Air Force leaders won’t be entirely happy with it, but the country should be.
In a strong show of bipartisanship, the Senate Armed Services Committee last week approved its version of the National Defense Authorization Act with a 25-2 vote. While it must still earn full Senate approval and weather a House-Senate conference before it becomes law, this version of the NDAA has made four big moves that will improve Air Force capacity, capability, and posture for years to come.
More fifth-generation fighters. The Air Force budget has grown by more than 30 percent over the last four years. The lion’s share of that plus-up has gone toward developing future weapons and a digital communications infrastructure, all the while hoping that Congress would fund additional combat platforms for the service.
That strategy is paying off, at least in part, with the Senate bill. It authorizes the Air Force to procure 12 additional F-35As and to take possession of six more F-35As formerly bound for Turkey. When combined with the 48 fighters proposed in the president’s budget, the FY21 NDAA will add 65 sorely needed stealth fighters to the Air Force fleet.
386 operational squadrons is the new minimum. Two years ago, the Secretary of the Air Force and Air Force Chief of Staff unveiled “The Air Force We Need.” Based on thousands of wargame simulations, the study revealed that the service needed to grow from 312 to 386 operational squadrons to meet the demands of the 2018 National Defense Strategy. Among the “missing” squadrons were seven additional fighter squadrons, five additional bomber squadrons, and 14 additional tanker squadrons needed just to handle a peer-level fight with China or Russia.
Despite of that study, the Air Force kept its procurement budget flat, even as it proposed retiring the A-10, B-1, KC-10 and KC-135 aircraft—all but offsetting the capacity gains made by acquiring new weapons systems. The Senate committee bill rightly shifts “The Air Force We Need” from a “wish list” to a mandate—one that requires the service to build to the 386 operational squadron threshold.
No more aircraft retirements. Reinforcing the underlying premise behind a 386-squadron requirement, the NDAA establishes a minimum number of aircraft for each major mission area and prohibits the retirement of older aircraft until those minimums are achieved. This ensures the service moves more rapidly to meet its own stated requirements.
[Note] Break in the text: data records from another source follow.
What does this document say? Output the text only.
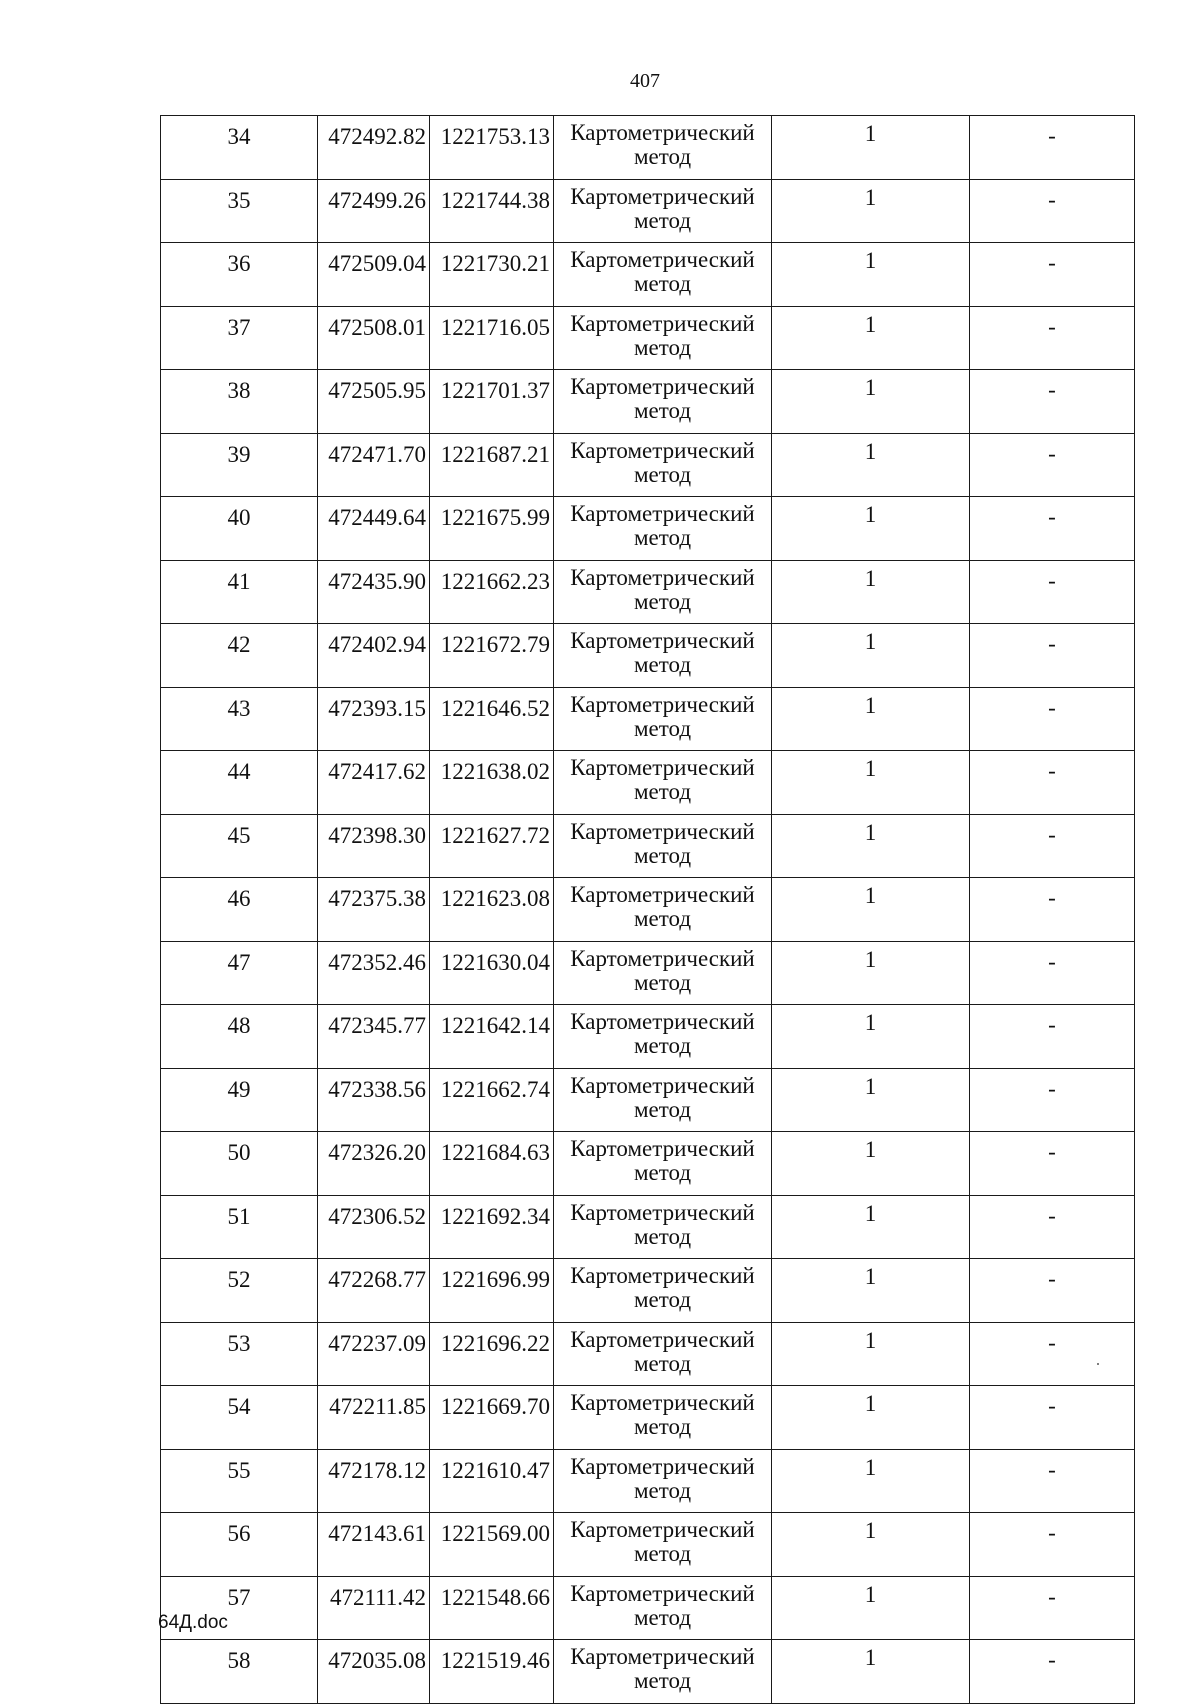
407
34	472492.82	1221753.13	Картометрический метод	1	-
35	472499.26	1221744.38	Картометрический метод	1	-
36	472509.04	1221730.21	Картометрический метод	1	-
37	472508.01	1221716.05	Картометрический метод	1	-
38	472505.95	1221701.37	Картометрический метод	1	-
39	472471.70	1221687.21	Картометрический метод	1	-
40	472449.64	1221675.99	Картометрический метод	1	-
41	472435.90	1221662.23	Картометрический метод	1	-
42	472402.94	1221672.79	Картометрический метод	1	-
43	472393.15	1221646.52	Картометрический метод	1	-
44	472417.62	1221638.02	Картометрический метод	1	-
45	472398.30	1221627.72	Картометрический метод	1	-
46	472375.38	1221623.08	Картометрический метод	1	-
47	472352.46	1221630.04	Картометрический метод	1	-
48	472345.77	1221642.14	Картометрический метод	1	-
49	472338.56	1221662.74	Картометрический метод	1	-
50	472326.20	1221684.63	Картометрический метод	1	-
51	472306.52	1221692.34	Картометрический метод	1	-
52	472268.77	1221696.99	Картометрический метод	1	-
53	472237.09	1221696.22	Картометрический метод	1	-
54	472211.85	1221669.70	Картометрический метод	1	-
55	472178.12	1221610.47	Картометрический метод	1	-
56	472143.61	1221569.00	Картометрический метод	1	-
57	472111.42	1221548.66	Картометрический метод	1	-
58	472035.08	1221519.46	Картометрический метод	1	-
64Д.doc
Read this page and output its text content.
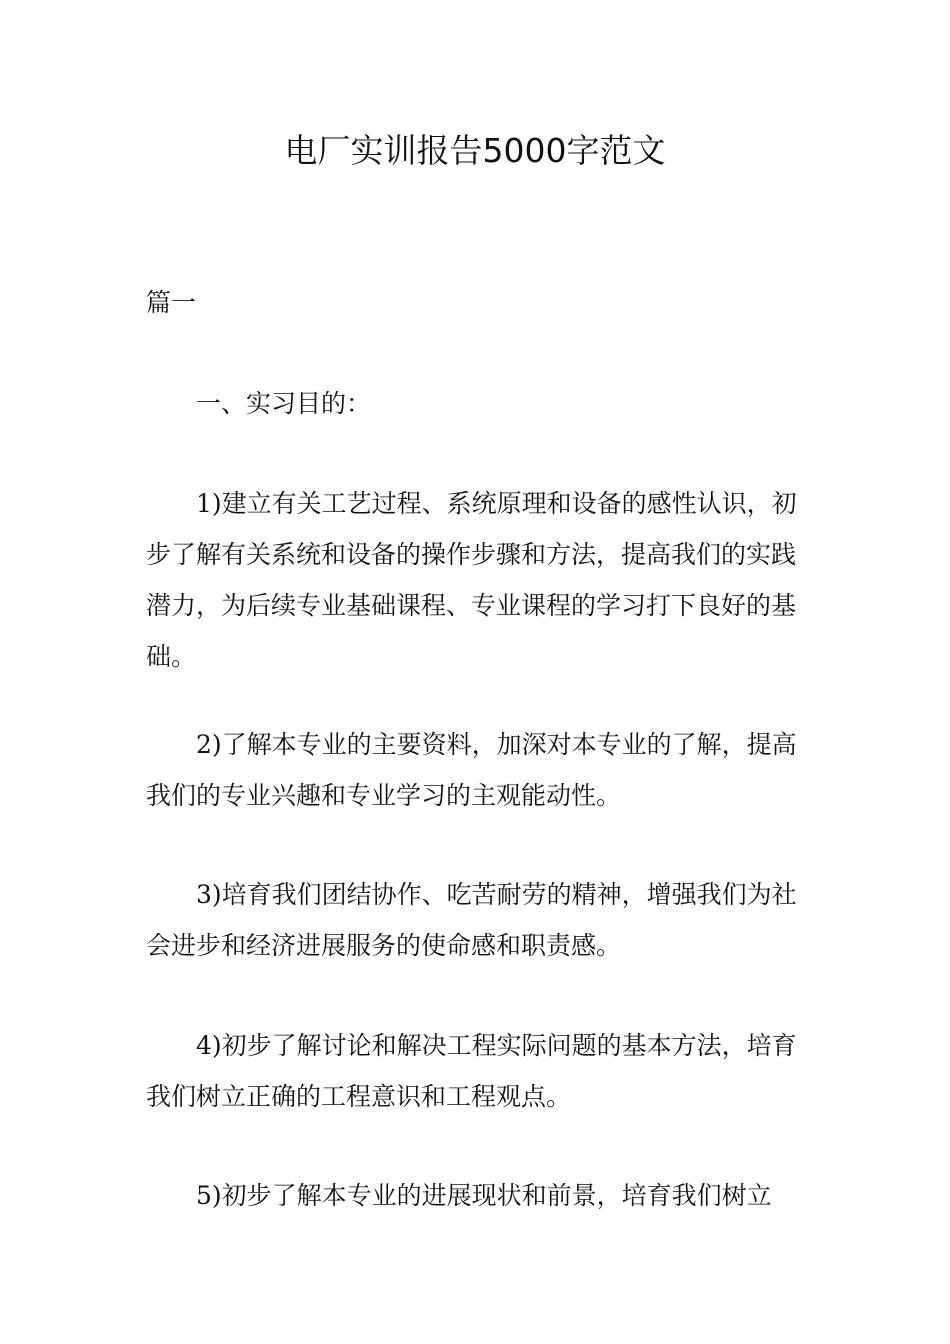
电厂实训报告5000字范文

篇一

一、实习目的：

1)建立有关工艺过程、系统原理和设备的感性认识，初步了解有关系统和设备的操作步骤和方法，提高我们的实践潜力，为后续专业基础课程、专业课程的学习打下良好的基础。

2)了解本专业的主要资料，加深对本专业的了解，提高我们的专业兴趣和专业学习的主观能动性。

3)培育我们团结协作、吃苦耐劳的精神，增强我们为社会进步和经济进展服务的使命感和职责感。

4)初步了解讨论和解决工程实际问题的基本方法，培育我们树立正确的工程意识和工程观点。

5)初步了解本专业的进展现状和前景，培育我们树立
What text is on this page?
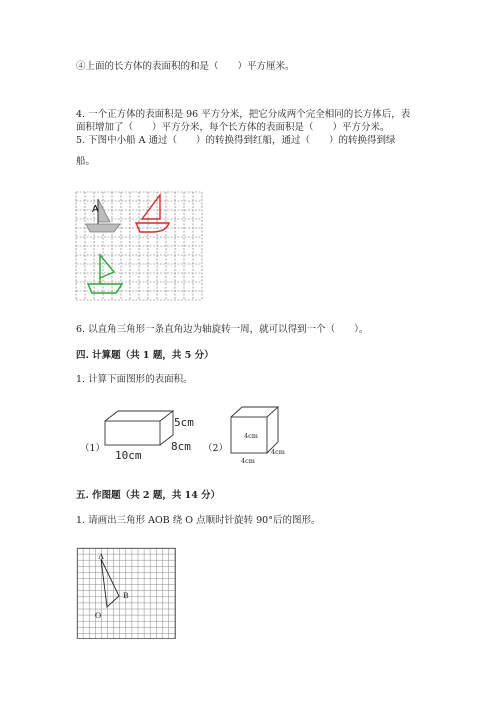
④上面的长方体的表面积的和是（　　）平方厘米。
4. 一个正方体的表面积是 96 平方分米，把它分成两个完全相同的长方体后，表
面积增加了（　　）平方分米，每个长方体的表面积是（　　）平方分米。
5. 下图中小船 A 通过（　　）的转换得到红船，通过（　　）的转换得到绿
船。
A
6. 以直角三角形一条直角边为轴旋转一周，就可以得到一个（　　）。
四. 计算题（共 1 题，共 5 分）
1. 计算下面图形的表面积。
（1）
5cm
8cm
10cm
（2）
4cm
4cm
4cm
五. 作图题（共 2 题，共 14 分）
1. 请画出三角形 AOB 绕 O 点顺时针旋转 90°后的图形。
A
B
O
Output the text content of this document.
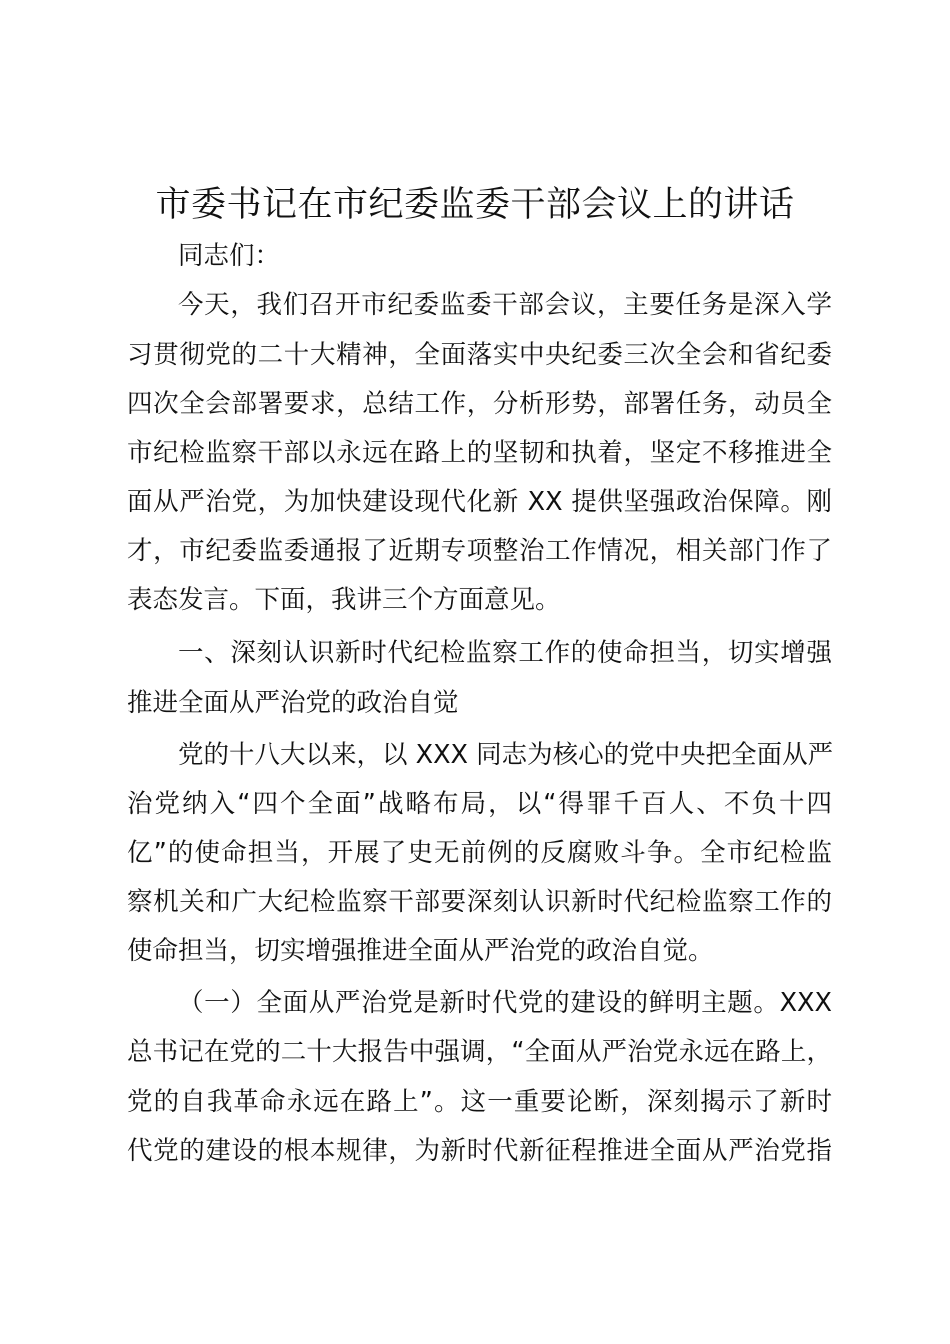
市委书记在市纪委监委干部会议上的讲话

同志们：

今天，我们召开市纪委监委干部会议，主要任务是深入学

习贯彻党的二十大精神，全面落实中央纪委三次全会和省纪委

四次全会部署要求，总结工作，分析形势，部署任务，动员全

市纪检监察干部以永远在路上的坚韧和执着，坚定不移推进全

面从严治党，为加快建设现代化新 XX 提供坚强政治保障。刚

才，市纪委监委通报了近期专项整治工作情况，相关部门作了

表态发言。下面，我讲三个方面意见。

一、深刻认识新时代纪检监察工作的使命担当，切实增强

推进全面从严治党的政治自觉

党的十八大以来，以 XXX 同志为核心的党中央把全面从严

治党纳入“四个全面”战略布局，以“得罪千百人、不负十四

亿”的使命担当，开展了史无前例的反腐败斗争。全市纪检监

察机关和广大纪检监察干部要深刻认识新时代纪检监察工作的

使命担当，切实增强推进全面从严治党的政治自觉。

（一）全面从严治党是新时代党的建设的鲜明主题。XXX

总书记在党的二十大报告中强调，“全面从严治党永远在路上，

党的自我革命永远在路上”。这一重要论断，深刻揭示了新时

代党的建设的根本规律，为新时代新征程推进全面从严治党指
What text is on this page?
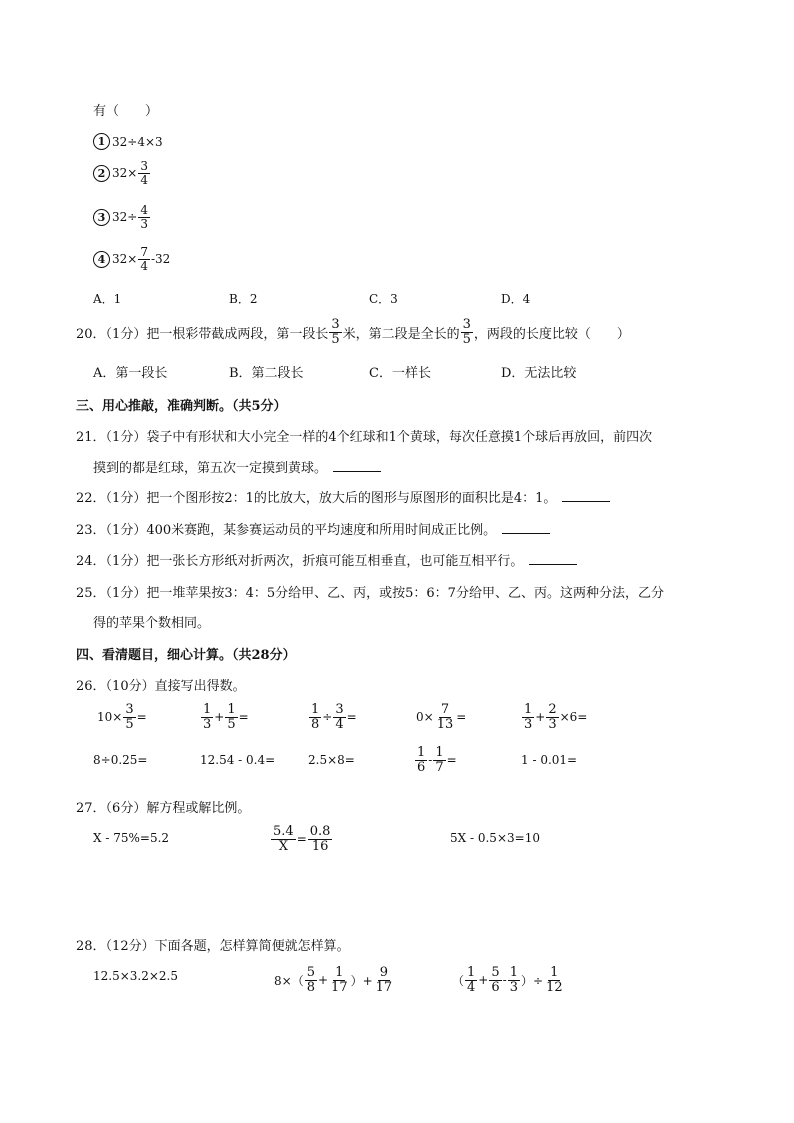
有（　　）
1 32÷4×3
2 $32\times \frac{3}{4}$
3 $32\div \frac{4}{3}$
4 $32\times \frac{7}{4} -32$
A．1	B．2	C．3	D．4
20．（1分）把一根彩带截成两段，第一段长 $\frac{3}{5}$ 米，第二段是全长的 $\frac{3}{5}$ ，两段的长度比较（　　）
A．第一段长	B．第二段长	C．一样长	D．无法比较
三、用心推敲，准确判断。（共5分）
21．（1分）袋子中有形状和大小完全一样的4个红球和1个黄球，每次任意摸1个球后再放回，前四次
摸到的都是红球，第五次一定摸到黄球。
22．（1分）把一个图形按2：1的比放大，放大后的图形与原图形的面积比是4：1。
23．（1分）400米赛跑，某参赛运动员的平均速度和所用时间成正比例。
24．（1分）把一张长方形纸对折两次，折痕可能互相垂直，也可能互相平行。
25．（1分）把一堆苹果按3：4：5分给甲、乙、丙，或按5：6：7分给甲、乙、丙。这两种分法，乙分
得的苹果个数相同。
四、看清题目，细心计算。（共28分）
26．（10分）直接写出得数。
$10\times \frac{3}{5}$ =	$\frac{1}{3} + \frac{1}{5}$ =	$\frac{1}{8} \div \frac{3}{4}$ =	$0\times \frac{7}{13}$ =	$\frac{1}{3} + \frac{2}{3} \times 6=$
8÷0.25=	12.54 - 0.4=	2.5×8=	$\frac{1}{6} - \frac{1}{7}$ =	1 - 0.01=
27．（6分）解方程或解比例。
X - 75%=5.2	$\frac{5.4}{X} = \frac{0.8}{16}$	5X - 0.5×3=10
28．（12分）下面各题，怎样算简便就怎样算。
12.5×3.2×2.5	$8\times( \frac{5}{8} + \frac{1}{17}$ ）+ $\frac{9}{17}$	（ $\frac{1}{4} + \frac{5}{6} - \frac{1}{3}$ ）÷ $\frac{1}{12}$
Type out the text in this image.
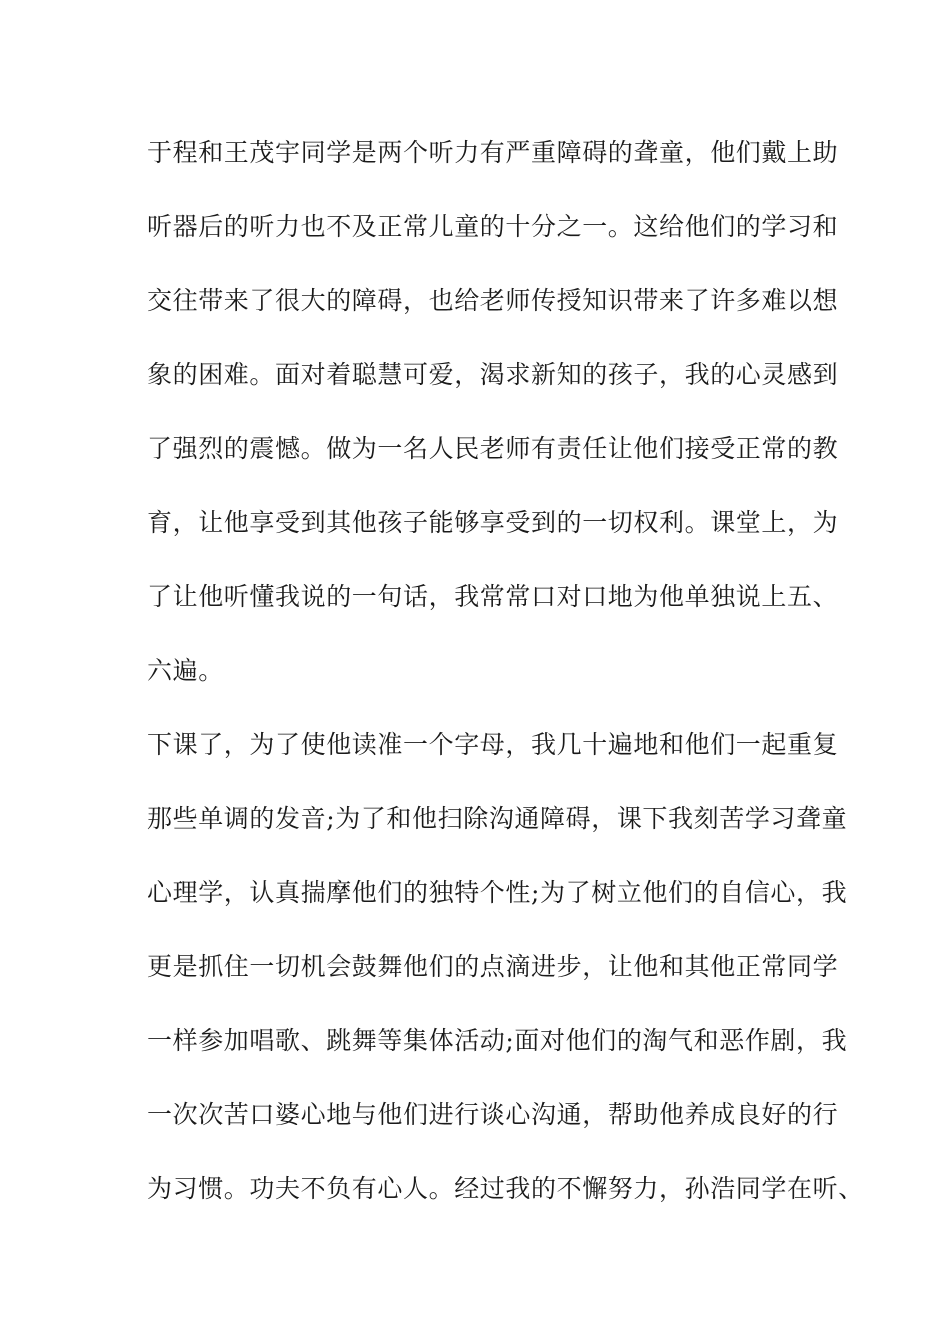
于程和王茂宇同学是两个听力有严重障碍的聋童，他们戴上助
听器后的听力也不及正常儿童的十分之一。这给他们的学习和
交往带来了很大的障碍，也给老师传授知识带来了许多难以想
象的困难。面对着聪慧可爱，渴求新知的孩子，我的心灵感到
了强烈的震憾。做为一名人民老师有责任让他们接受正常的教
育，让他享受到其他孩子能够享受到的一切权利。课堂上，为
了让他听懂我说的一句话，我常常口对口地为他单独说上五、
六遍。
下课了，为了使他读准一个字母，我几十遍地和他们一起重复
那些单调的发音;为了和他扫除沟通障碍，课下我刻苦学习聋童
心理学，认真揣摩他们的独特个性;为了树立他们的自信心，我
更是抓住一切机会鼓舞他们的点滴进步，让他和其他正常同学
一样参加唱歌、跳舞等集体活动;面对他们的淘气和恶作剧，我
一次次苦口婆心地与他们进行谈心沟通，帮助他养成良好的行
为习惯。功夫不负有心人。经过我的不懈努力，孙浩同学在听、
It also effectively thwarts the service’s stated intent to retire 17 B-1 bombers, 44 A-10 fighters, 16 KC-10 and 13 KC-135 tankers in fiscal 2021. If the Air Force is unable to save money by divesting those platforms and receives no additional funding to sustain them, it will have to reallocate funds from other areas like Research, Development, Test, & Evaluation to make its budget work.
Preparing for a peer-level fight. At the height of the Cold War with the Soviet Union, the Air Force had more than 100 fighter squadrons ready to repel a Soviet attack, 29 of them based in Europe alone. It was a deterrent that worked.
Today, the active duty Air Force has 32 fighter squadrons. Ten are based in the Pacific; six are in Europe, and there is not a single fifth-generation F-35A squadron among them.
The Senate committee bill forbids the Air Force to remove F-15C air superiority fighters currently based in Europe, and encourages the Air Force to base F-35As in the Indo-Pacific region to deter, or immediately respond, to a hostile move in the region.
To emphasize the need to prepare for a war with a peer competitor, the NDAA requires the Defense Secretary to recommend a minimum number of bombers that would give the Air Force the long-range, penetrating strike force it would need to hold the heartland of a peer adversary like China at risk.
Several of the directives within the Senate Armed Services Committee version of the NDAA will be tough pills for the Air Force to swallow, but the overall impact will benefit the service and our nation in a very positive way. The committee has done an excellent job for strengthening U.S. airpower.